16 Nach dem Wortlaut der Urkunde kann deshalb nicht festgestellt werden, dass die gesetzlichen Vertreter in diese Erklärung des Kindes
eingewilligt haben.
17 Die Erklärung vom 13.8.2001 beinhaltet deshalb keine wirksame Namenserteilung.
18 Dieser Mangel ist auch nicht nachträglich geheilt worden. Es kann offen bleiben, ob eine solche Heilung überhaupt möglich ist.

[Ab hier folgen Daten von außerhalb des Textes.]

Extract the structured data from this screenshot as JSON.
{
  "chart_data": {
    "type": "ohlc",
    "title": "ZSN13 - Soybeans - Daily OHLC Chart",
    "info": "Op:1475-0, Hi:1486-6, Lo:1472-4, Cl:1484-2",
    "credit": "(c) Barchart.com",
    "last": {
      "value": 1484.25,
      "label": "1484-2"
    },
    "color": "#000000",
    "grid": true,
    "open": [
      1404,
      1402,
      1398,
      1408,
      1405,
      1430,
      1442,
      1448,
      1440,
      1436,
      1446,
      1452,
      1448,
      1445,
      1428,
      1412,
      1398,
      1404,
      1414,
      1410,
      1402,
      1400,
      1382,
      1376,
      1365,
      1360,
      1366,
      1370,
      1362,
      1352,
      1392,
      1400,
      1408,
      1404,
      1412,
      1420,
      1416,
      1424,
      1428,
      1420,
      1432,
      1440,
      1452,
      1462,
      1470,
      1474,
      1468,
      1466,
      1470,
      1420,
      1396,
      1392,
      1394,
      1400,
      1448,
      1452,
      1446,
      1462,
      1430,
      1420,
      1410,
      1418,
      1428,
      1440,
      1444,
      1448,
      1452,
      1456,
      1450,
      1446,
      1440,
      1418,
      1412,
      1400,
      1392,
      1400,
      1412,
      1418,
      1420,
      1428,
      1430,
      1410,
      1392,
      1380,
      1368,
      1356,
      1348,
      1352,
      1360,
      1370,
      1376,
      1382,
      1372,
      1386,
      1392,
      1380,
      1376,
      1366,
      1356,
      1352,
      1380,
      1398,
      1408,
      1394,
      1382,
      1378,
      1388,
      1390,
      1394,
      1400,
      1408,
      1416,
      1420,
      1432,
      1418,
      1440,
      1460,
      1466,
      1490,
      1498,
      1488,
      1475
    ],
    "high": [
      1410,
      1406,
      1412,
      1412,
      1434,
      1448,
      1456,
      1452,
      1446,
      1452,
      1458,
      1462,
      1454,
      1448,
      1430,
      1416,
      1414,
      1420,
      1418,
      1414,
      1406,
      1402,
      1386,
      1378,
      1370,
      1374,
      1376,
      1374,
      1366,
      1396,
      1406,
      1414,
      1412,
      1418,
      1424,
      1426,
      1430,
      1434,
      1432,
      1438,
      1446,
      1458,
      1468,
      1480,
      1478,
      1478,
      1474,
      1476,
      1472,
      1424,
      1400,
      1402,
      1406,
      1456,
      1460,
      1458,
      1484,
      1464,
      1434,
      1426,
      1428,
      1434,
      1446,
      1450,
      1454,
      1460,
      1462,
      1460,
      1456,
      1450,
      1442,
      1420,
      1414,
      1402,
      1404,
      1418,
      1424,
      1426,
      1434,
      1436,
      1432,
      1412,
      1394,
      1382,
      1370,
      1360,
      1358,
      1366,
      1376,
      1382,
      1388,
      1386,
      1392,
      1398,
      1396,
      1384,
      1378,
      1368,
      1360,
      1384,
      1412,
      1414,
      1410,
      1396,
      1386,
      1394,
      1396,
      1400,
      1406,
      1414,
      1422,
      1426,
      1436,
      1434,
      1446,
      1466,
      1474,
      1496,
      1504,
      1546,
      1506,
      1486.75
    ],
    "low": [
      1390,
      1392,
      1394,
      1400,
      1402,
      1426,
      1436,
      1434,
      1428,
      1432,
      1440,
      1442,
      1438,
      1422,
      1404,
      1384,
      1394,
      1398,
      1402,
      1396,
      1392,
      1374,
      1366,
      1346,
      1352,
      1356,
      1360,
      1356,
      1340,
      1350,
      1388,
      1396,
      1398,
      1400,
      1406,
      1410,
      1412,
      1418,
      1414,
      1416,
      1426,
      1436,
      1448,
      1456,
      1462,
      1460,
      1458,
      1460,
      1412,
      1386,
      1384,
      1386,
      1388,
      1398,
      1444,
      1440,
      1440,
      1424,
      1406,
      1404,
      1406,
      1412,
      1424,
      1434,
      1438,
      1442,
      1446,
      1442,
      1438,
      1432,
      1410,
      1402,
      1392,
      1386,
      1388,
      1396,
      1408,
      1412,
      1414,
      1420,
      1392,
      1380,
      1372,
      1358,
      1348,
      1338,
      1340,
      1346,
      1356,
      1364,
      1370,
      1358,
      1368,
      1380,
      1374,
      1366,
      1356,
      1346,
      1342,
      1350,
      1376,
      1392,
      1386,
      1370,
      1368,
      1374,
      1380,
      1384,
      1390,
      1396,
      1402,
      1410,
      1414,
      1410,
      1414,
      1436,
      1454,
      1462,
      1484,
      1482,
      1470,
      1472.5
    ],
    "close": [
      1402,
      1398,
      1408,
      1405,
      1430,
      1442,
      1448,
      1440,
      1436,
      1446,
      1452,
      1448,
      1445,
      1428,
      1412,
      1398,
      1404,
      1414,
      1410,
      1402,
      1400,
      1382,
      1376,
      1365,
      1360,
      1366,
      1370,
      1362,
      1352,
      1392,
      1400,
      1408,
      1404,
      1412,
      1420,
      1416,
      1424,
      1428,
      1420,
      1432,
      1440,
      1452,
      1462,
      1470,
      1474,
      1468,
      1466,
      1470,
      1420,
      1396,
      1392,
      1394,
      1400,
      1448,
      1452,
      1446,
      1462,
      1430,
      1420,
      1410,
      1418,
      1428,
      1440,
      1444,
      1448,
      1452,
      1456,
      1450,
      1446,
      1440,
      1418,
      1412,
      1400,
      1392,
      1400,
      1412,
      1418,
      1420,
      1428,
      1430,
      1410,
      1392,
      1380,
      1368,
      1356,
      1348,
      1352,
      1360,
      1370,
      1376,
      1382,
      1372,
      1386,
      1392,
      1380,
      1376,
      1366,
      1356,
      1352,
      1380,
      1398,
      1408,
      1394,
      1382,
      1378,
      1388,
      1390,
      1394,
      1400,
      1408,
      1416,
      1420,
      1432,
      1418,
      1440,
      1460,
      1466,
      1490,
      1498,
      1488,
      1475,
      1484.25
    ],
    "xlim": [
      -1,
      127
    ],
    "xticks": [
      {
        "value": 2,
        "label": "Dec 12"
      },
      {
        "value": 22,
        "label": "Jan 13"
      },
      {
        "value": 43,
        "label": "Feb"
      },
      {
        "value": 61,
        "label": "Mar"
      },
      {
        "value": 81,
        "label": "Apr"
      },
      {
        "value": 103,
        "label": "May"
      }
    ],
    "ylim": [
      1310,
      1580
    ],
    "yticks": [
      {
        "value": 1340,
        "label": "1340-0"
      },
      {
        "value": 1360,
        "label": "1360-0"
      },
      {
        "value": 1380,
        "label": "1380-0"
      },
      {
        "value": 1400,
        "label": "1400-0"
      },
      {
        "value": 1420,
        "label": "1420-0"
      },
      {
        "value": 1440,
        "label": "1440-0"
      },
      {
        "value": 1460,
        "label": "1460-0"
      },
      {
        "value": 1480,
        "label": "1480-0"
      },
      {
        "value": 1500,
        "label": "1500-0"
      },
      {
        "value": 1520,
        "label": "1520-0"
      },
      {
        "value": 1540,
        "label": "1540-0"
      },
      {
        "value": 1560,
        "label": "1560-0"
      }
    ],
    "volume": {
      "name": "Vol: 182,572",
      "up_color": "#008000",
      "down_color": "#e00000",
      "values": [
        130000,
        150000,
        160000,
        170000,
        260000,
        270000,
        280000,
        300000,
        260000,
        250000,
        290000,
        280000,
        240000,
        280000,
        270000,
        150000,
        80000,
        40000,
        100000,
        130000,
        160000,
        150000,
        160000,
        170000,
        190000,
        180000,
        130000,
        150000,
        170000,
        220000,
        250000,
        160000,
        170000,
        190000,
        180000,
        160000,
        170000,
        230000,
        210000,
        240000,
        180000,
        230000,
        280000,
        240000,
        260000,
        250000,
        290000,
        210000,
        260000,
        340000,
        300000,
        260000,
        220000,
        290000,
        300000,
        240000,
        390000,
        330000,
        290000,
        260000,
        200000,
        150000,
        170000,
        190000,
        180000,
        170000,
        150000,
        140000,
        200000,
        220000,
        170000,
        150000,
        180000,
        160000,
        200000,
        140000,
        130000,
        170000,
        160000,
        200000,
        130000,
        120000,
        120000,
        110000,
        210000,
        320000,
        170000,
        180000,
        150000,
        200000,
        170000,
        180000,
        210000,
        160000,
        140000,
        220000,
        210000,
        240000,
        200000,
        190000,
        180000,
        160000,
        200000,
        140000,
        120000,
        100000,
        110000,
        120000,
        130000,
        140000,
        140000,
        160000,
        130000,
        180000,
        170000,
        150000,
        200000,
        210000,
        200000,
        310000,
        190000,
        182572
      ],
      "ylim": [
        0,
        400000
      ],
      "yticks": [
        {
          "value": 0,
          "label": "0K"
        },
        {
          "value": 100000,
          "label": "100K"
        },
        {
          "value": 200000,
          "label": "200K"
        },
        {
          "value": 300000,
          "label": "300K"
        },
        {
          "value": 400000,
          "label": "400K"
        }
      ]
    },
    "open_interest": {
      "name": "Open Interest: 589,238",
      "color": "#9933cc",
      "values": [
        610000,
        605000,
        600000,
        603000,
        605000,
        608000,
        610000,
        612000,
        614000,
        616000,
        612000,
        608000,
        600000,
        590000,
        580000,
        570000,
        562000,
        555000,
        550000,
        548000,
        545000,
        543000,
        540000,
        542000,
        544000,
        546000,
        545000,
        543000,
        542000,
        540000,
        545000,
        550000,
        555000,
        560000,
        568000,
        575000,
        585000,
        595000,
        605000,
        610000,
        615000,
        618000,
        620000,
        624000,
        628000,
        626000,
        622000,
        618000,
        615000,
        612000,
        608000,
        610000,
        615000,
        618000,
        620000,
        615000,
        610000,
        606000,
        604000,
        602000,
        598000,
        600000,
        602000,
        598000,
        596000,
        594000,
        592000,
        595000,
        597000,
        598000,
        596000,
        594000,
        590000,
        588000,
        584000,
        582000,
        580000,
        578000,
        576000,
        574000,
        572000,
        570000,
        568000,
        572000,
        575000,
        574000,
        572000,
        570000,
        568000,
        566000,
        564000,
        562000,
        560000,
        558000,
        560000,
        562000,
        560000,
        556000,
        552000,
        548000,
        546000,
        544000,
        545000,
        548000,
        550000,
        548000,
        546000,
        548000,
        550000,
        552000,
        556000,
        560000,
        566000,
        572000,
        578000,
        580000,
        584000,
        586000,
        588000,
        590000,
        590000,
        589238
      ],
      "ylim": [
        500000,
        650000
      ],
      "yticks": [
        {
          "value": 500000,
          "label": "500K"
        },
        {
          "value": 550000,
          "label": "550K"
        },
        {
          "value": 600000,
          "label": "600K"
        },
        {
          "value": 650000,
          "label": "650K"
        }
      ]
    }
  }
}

19 In keinem Falle ist diese Heilung durch die Erklärung vom 21.3.2002 (Bl. 34) herbeigeführt worden.
20 Diese Erklärung enthält zwar nach ihrem Wortlaut eine Einwilligung in die Einwilligung des Kindes. Rechtlich betrachtet handelt es sich aber um
eine Genehmigung, denn mit dieser Erklärung soll nachträglich den sonstigen Erklärungen vom 13.8.2001 zugestimmt werden (§ 184 Abs. 1
BGB).
21 Da § 1618 BGB aber eine Einwilligung, also eine vorherige Zustimmung (§ 183 BGB) verlangt, ist diese Genehmigung nicht geeignet, den
Mangel der fehlenden Einwilligung zu heilen.
IV.
22 Die Kostenentscheidung ergibt sich aus § 13 a FGG, die Entscheidung über Beschwerdewert beruht auf § 30 KostO.